Prenatale screening combinatietest

Sinds 2007 bestaat er een vergunning van de overheid om voor de geboorte (prenataal) uw kind te laten onderzoeken (screenen) op een chromosomale aandoening of de aanwezigheid van een aangeboren afwijking. 

Waarom screenen?

Verreweg de meeste baby’s zijn gezond.
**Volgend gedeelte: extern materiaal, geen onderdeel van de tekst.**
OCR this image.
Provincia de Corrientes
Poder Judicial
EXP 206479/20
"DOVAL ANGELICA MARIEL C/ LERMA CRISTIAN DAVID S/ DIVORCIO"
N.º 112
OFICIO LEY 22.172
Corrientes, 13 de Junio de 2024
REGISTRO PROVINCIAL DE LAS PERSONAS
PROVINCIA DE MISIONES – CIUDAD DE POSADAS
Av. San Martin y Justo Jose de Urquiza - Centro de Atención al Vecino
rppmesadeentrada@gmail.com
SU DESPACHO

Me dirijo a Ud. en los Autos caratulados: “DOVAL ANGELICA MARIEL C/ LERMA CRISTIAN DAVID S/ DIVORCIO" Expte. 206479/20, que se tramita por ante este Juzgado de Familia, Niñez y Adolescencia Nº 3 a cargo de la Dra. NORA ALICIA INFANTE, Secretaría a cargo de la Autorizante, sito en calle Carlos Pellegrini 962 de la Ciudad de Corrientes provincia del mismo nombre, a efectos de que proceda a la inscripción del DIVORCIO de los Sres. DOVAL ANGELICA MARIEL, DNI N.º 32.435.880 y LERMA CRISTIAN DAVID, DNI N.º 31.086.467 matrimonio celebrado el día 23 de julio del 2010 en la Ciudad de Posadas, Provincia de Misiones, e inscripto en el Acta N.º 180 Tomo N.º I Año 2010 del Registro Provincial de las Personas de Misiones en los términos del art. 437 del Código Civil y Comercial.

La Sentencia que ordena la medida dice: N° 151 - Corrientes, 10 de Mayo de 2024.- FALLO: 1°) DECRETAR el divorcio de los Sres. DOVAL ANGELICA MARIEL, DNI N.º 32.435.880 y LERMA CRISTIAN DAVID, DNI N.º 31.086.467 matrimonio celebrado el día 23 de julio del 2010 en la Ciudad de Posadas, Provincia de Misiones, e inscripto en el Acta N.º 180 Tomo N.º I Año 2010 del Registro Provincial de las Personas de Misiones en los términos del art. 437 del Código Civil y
Maar sommige worden met een ziekte of aandoening geboren. Daarom krijgen vrouwen tijdens en kort na de zwangerschap enkele screeningen aangeboden. Met deze screeningen kunnen verschillende ziekten en aandoeningen worden ontdekt. Verloskundig hulpverleners kunnen er dan rekening mee houden bij de bevalling. Artsen kunnen snel beginnen met de behandeling. En ouders worden op tijd geïnformeerd over de gezondheid van hun kind, zodat ze een goede beslissing kunnen nemen over eventuele vervolgstappen.

Eerste trimester

In de eerste drie maanden van uw zwangerschap kunt u laten onderzoeken hoe groot uw risico is op een kind met het syndroom van Down, syndroom van Edwards en het syndroom van Patau. (Trisomie 21, 18 en 13).

Dit onderzoek – de combinatietest – combineert een echo-onderzoek waarbij de dikte van de nekplooi wordt gemeten met een onderzoek naar twee hormonen in het bloed van de moeder.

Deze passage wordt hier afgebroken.